Big Themes are tackled in a drama that won't change Lithuanian director Sharunas Bartas' reputation for forbidding fare.
“Humans always doubt,” says a father to his daughter. “Just imagine if suddenly everything (were) clear. What would you do?” What indeed? Such questions serve as a substitute for drama in Sharunas Bartas’ “Peace to Us in Our Dreams,” an old-school broodfest in which a man, his daughter and his violinist companion openly ponder Big Themes during a country getaway. Ideal for viewers who find Ingmar Bergman too loose-limbed (or resent the relative humor of Bela Tarr), the movie at least casts a spell with its bleak woodland scenery. The unabashedly private musings may prompt nostalgia for a period of art cinema when self-seriousness signaled seriousness, though one wishes the insights here were less banal. Although this isn’t one of the acclaimed Lithuanian director’s dialogue-free efforts, there’s little about it that will alter his reputation for forbidding fare — or his prospects for distribution.
Describing what happens is something of a fool’s errand, as the movie is parsimonious with connective tissue; even in the closing credits, the characters go unnamed. But a taste for the flavor of the proceedings can be found at the beginning, when, at a recital, the violinist (musician Lora Kmieliauskaite — like in most in the cast, not a professional actor) suddenly stops playing, laughs and spins, garnering no reaction to speak of from the audience. Returning home, she is asked how the event went. “S–tty,” she says, adding for good measure that it doesn’t really matter. (What does, in the course of human existence?)

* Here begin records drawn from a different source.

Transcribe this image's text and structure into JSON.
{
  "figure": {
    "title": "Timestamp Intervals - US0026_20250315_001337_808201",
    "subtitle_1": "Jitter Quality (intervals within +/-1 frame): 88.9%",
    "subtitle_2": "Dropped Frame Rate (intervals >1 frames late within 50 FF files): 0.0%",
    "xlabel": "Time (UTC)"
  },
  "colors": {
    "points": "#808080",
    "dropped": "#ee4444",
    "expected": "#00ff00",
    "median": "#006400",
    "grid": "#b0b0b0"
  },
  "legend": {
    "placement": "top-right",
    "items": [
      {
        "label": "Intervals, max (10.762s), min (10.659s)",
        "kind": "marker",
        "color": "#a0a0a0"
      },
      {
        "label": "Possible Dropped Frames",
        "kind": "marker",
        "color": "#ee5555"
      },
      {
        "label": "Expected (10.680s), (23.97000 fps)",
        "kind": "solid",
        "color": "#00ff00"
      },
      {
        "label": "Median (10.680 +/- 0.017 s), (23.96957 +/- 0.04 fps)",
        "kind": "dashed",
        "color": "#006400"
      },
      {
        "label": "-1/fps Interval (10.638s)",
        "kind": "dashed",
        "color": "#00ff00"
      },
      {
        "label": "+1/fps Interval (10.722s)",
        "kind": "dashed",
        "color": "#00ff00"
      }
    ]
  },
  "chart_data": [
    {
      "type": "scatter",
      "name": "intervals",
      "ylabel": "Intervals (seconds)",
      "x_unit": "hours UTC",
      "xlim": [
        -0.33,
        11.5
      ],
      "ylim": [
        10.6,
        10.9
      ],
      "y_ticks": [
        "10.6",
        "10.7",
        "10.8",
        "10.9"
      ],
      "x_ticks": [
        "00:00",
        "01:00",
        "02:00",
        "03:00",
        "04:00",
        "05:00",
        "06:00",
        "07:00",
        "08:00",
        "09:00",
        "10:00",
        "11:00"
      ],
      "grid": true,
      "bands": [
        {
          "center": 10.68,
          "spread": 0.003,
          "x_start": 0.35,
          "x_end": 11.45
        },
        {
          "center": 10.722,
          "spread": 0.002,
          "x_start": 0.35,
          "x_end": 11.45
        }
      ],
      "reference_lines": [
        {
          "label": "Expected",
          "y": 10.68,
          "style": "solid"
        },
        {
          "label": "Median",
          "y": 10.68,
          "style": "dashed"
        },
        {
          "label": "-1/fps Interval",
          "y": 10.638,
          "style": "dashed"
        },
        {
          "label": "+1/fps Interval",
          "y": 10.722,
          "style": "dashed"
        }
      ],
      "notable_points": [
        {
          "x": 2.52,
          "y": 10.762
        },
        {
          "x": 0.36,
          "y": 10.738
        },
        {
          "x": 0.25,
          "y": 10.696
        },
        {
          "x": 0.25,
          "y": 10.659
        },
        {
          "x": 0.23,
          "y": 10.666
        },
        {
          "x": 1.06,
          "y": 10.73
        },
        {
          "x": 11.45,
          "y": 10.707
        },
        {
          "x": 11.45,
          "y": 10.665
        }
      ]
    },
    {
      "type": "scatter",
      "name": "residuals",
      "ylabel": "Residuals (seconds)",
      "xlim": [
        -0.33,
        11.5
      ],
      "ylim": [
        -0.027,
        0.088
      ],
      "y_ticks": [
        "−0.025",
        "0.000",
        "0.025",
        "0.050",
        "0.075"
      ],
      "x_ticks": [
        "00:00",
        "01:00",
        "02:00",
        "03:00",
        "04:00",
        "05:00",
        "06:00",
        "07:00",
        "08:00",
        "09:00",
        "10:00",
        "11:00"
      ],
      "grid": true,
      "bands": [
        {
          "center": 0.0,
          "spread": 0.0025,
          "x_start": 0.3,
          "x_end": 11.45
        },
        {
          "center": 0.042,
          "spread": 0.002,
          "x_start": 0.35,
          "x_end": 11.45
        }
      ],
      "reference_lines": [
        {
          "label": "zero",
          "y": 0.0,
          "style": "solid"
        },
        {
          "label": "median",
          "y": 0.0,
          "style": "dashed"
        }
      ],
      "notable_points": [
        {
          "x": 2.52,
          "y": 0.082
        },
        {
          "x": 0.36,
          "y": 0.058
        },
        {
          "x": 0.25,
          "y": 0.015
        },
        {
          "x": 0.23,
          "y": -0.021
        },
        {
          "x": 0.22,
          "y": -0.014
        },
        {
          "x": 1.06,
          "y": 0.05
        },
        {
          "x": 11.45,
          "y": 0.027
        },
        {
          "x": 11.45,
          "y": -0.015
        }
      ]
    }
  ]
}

Bartas casts himself in the lead, a father who is distant from his daughter. He shows her an old homemovie in which she can be glimpsed with her mother on a merry-go-round. The girl is played by Ina Marija Bartaite, Bartas’ actual daughter, and the mother by Katia Golubeva (“Pola X,” “Twentynine Palms”), Bartaite’s actual mother, who died in 2011 — all of which suffuses the film with a sense of loss that persists as the three living characters retreat to the country. The season is summer, but the natural lighting often suggests a wintry, twilight gray, at least to a viewer unfamiliar with the landscape outside Vilnius.
The events that follow include the violinist, in her precarious mental state, going for a skinny-dip, seemingly oblivious to being seen. Later, she discusses Beethoven’s use of melody with a less worldly neighbor, who prefers Lithuanian folk songs. A local boy steals a gun during a hunt, and at one point ominously aims it, Zodiac-style, at persons relaxing at the lake. In one of the film’s least natural-sounding interludes, the father and the daughter have a heart-to-heart to about grief, the limitations of individual perception, and the nature of what is real and what is not.
Much of the dialogue, which Bartas says was largely created through improvisations, has a similar ring of undigested philosophy and symbolism, and the film as a whole is best at conjuring a mood when the characters aren’t comparing happiness to butterflies. Lenser Eitvydas Doshkus captures some stunning silhouettes, and there are times in “Peace to Us in Our Dreams” when it’s possible to be transfixed simply by fog, blowing trees or raindrops on lapping water.